"We have proved that there is no need for a confined space for producing small tubes," Takuya Hayashi of Shinshu University told nanotechweb.org. "This is very important if you need to use the small tube itself for an application or to measure some property."
Previous techniques for making small nanotubes have used a template such as a porous material or the centre of a multiwalled nanotube to confine the tubes. Hayashi and colleagues used a nanozeolite floating-reactant chemical vapour deposition method. In this technique, the zeolite powder limits the size of the catalytic iron particles rather than providing a template for the nanotubes. The zeolite also operates as a support for the catalyst and as a floating substrate.
"The present approach is an ideal combination of the substrate method and the floating-reactant method," explained Hayashi.
Following growth, the scientists saw bundles of single-walled carbon nanotubes around 1 nm in diameter, a 0.43 nm diameter single-walled nanotube isolated from the bundles, large hollow particles of carbon and a few metal particles.

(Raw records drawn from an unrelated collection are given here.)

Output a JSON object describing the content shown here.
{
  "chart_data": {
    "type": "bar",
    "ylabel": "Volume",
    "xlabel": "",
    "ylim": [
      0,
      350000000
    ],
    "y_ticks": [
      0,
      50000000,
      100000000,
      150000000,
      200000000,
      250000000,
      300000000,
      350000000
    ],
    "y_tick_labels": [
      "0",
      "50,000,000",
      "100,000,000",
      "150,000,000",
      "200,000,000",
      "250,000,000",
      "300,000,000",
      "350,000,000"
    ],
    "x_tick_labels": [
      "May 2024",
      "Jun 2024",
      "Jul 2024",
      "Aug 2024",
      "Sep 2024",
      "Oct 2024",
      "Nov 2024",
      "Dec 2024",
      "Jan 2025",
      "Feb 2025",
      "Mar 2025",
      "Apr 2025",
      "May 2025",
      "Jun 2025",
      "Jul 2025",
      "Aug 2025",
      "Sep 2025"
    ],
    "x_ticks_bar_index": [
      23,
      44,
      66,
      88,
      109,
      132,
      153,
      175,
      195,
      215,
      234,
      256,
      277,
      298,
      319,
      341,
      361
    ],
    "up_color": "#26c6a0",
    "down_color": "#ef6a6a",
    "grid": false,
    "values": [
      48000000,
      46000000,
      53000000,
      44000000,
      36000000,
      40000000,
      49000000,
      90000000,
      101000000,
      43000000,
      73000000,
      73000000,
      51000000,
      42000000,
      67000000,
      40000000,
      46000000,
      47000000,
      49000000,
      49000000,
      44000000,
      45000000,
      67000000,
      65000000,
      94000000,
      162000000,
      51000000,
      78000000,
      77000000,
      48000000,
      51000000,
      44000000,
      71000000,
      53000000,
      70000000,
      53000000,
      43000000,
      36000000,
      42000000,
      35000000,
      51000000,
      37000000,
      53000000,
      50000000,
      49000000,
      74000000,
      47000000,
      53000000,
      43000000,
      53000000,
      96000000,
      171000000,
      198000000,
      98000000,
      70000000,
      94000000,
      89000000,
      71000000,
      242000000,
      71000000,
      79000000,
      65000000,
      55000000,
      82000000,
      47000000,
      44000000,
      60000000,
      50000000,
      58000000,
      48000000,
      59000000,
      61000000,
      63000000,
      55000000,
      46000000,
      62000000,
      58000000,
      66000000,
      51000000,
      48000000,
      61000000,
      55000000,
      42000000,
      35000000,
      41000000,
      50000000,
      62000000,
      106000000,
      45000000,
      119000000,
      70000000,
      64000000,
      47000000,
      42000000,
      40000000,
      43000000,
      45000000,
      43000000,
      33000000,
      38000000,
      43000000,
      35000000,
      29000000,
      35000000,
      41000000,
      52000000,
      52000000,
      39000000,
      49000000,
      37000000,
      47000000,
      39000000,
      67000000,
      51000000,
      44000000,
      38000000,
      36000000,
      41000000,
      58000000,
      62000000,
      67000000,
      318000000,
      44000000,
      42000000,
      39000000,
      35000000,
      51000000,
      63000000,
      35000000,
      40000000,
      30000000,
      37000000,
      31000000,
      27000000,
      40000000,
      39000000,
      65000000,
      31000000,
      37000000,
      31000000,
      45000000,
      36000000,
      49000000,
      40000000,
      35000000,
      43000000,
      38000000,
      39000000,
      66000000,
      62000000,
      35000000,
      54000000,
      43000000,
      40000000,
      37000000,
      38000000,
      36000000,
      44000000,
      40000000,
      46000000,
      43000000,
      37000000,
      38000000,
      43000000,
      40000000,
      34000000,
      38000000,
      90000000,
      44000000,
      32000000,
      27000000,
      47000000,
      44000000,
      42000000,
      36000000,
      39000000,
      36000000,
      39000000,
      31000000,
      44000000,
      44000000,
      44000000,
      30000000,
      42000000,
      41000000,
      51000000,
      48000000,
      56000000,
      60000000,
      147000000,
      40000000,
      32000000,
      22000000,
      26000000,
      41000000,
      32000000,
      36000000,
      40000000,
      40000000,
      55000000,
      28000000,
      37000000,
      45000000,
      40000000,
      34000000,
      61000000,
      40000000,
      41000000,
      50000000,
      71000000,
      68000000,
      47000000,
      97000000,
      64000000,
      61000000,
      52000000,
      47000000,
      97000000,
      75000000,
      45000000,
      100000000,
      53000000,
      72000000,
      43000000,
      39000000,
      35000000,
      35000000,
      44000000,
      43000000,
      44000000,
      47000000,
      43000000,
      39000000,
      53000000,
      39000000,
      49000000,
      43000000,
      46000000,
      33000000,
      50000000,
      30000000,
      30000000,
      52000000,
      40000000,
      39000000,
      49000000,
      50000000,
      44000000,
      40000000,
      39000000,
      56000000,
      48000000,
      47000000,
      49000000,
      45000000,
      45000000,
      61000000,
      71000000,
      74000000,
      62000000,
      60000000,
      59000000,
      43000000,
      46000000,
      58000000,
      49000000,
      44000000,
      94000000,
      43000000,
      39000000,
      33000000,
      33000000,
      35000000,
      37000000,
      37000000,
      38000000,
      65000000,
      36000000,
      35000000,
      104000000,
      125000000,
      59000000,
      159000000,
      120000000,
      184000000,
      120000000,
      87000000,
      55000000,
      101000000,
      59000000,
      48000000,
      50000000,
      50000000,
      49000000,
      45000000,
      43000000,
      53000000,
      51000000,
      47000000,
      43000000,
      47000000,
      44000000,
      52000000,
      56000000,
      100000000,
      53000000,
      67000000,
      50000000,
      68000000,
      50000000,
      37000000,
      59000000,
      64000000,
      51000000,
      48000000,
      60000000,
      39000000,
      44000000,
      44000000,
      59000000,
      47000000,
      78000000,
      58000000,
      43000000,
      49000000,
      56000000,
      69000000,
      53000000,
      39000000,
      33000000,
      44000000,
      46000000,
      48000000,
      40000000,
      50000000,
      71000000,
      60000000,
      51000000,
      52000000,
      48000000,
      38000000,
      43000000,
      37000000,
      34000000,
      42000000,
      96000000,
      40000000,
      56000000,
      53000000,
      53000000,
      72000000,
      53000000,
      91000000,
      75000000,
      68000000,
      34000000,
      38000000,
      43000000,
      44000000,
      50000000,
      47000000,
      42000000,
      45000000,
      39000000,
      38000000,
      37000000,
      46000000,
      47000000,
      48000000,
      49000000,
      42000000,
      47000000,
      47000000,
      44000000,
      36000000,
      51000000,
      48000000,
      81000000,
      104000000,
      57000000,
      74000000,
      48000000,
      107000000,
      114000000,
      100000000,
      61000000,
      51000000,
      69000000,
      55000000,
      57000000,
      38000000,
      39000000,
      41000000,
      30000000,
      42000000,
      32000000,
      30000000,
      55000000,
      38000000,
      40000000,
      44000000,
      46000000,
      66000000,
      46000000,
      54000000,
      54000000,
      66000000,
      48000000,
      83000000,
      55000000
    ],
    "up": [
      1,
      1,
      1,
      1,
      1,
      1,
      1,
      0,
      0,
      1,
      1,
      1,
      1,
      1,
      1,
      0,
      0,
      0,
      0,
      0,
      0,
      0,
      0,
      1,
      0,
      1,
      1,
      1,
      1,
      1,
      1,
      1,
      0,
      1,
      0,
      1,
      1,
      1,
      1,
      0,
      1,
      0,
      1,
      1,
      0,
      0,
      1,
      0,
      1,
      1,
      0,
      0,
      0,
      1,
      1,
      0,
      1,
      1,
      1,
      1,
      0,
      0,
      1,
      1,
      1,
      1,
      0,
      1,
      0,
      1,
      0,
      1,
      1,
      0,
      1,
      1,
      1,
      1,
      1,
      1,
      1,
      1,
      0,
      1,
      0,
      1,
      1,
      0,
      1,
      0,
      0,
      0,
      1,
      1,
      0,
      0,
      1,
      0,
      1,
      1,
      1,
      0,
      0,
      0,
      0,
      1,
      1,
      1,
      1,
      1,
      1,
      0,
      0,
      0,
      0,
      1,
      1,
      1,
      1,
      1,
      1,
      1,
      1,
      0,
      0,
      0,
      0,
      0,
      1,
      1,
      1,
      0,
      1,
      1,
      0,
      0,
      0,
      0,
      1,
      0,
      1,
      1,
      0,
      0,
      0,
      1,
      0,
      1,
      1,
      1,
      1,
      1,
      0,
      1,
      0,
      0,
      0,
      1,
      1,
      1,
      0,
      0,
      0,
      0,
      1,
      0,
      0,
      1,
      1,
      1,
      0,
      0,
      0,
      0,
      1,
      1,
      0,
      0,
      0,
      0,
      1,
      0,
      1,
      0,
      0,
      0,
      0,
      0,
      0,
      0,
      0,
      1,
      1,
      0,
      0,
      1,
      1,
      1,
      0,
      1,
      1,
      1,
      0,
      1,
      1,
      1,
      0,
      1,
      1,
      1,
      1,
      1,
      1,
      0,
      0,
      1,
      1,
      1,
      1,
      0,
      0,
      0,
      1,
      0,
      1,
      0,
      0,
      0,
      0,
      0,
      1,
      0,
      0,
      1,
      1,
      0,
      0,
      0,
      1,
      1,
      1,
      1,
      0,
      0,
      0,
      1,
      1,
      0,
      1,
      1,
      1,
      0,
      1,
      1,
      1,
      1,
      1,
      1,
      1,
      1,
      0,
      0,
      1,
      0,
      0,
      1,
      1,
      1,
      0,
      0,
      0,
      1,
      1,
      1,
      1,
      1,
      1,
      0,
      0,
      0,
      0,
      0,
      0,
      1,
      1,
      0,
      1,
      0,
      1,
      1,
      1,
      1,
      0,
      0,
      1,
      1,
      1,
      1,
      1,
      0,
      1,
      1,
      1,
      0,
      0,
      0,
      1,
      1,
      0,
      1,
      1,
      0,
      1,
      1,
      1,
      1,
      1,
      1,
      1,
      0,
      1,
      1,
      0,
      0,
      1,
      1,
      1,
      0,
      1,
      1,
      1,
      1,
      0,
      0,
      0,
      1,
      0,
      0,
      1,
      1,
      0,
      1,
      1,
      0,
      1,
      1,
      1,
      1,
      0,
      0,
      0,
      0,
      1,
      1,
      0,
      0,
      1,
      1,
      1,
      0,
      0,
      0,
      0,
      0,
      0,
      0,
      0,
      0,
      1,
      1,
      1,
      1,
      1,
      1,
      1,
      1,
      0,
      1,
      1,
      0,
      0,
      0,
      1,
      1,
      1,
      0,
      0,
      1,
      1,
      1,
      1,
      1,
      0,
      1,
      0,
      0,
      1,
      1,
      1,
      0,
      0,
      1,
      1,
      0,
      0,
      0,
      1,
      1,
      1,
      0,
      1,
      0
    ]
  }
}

The researchers say that the diameter of the small tube is consistent with the diameter of a C20 molecule.
The researchers, who reported their work in Nano Letters, believe their technique has potential for the mass production of small single-walled carbon nanotubes. Now they plan to obtain a higher yield of small tubes, and prepare a small nanotube structure "to demonstrate the possibility of the sub-nanometre, or picometre, realm".